Prof. Lili Wright Humorously Documents 'Learning Spanish: A Tense Undertaking' in New York Times
May 4, 2003
May 4, 2003, Greencastle, Ind. - "As I pushed my 3-year-old daughter, Madeline, in her stroller down the cobblestone streets of Ronda, in southern Spain, I practiced my question in my head. I wanted to ask Carmen, her day-care teacher, if Madeline was having problems with toilet training at school," begins an essay by DePauw University assistant professor of English Lili Wright in today's New York Times. "I found my verb and shifted it into the past tense before pushing through the front door. When the words came out fairly fluently, I puffed up with pride. Carmen cocked her head, a polite gesture the Spanish use to convey that what I have said makes absolutely no sense. '¿Yo?' she asked. 'Me?' I had just asked her if she wet her pants yesterday."
The piece by Professor Wright, who is on sabbitical this semester with her husband, assistant professor of English Peter A. Graham, and her daughter, is titled "Learning Spanish: A Tense Undertaking" and appears in the travel section of the Times.
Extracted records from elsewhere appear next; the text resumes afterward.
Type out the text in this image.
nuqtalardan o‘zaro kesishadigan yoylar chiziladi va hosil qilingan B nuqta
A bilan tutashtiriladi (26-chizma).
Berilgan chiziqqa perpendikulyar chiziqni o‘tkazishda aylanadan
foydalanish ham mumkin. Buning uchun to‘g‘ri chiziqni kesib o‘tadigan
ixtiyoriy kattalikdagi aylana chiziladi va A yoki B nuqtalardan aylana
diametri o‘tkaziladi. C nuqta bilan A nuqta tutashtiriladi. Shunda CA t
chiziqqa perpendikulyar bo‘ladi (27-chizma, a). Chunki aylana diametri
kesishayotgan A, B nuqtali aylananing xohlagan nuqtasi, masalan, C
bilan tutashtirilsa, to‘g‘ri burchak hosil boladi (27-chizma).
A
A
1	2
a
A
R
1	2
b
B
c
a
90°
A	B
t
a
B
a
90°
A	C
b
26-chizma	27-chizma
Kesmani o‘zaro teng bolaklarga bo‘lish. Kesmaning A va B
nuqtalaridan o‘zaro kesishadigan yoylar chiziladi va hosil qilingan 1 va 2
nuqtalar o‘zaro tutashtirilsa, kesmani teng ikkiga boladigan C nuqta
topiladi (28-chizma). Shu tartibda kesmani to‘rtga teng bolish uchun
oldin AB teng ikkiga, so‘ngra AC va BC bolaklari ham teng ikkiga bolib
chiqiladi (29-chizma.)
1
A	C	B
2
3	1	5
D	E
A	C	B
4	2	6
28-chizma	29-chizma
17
"Although it has been a lifelong goal of mine to master a second language, my mission has led to little more than a string of highly enjoyable failures," she writes. "I know of few tasks more frustrating, especially as an adult. When we reach a certain age, we're used to being good at things (the rest we ignore). As a writer, someone who makes her living with words, I can't help seeing my inability to discuss intelligently the plot of the film, the meat in the soup, the sound on the street, as beyond humbling. Everyone says children learn languages more quickly than adults. But do they really? Or is it that we as adults expect so much more of ourselves? We know our crude sentences lack the grace and nuance we intend. Our jokes don't translate. It is hard to be a student again."
The newspaper notes that "Lili Wright teaches English at DePauw University." You can access the essay in its entirety (a free registration is required) by clicking here. Last summer, Wright's first book, Learning to Float, was published by Broadway Books and received critical praise across the nation. You can read about it here.
The essay also sparked a lively and humorous discussion on Chicago's top-rated radio station. Judy Markey of WGN e-mailed Professor Wright, "I wanted you to know that yesterday [Monday] on our show, I used your article to launch a discussion on major bloopers you have made while attempting to speak a foreign language... Could you have made me laugh harder? Dio mio!"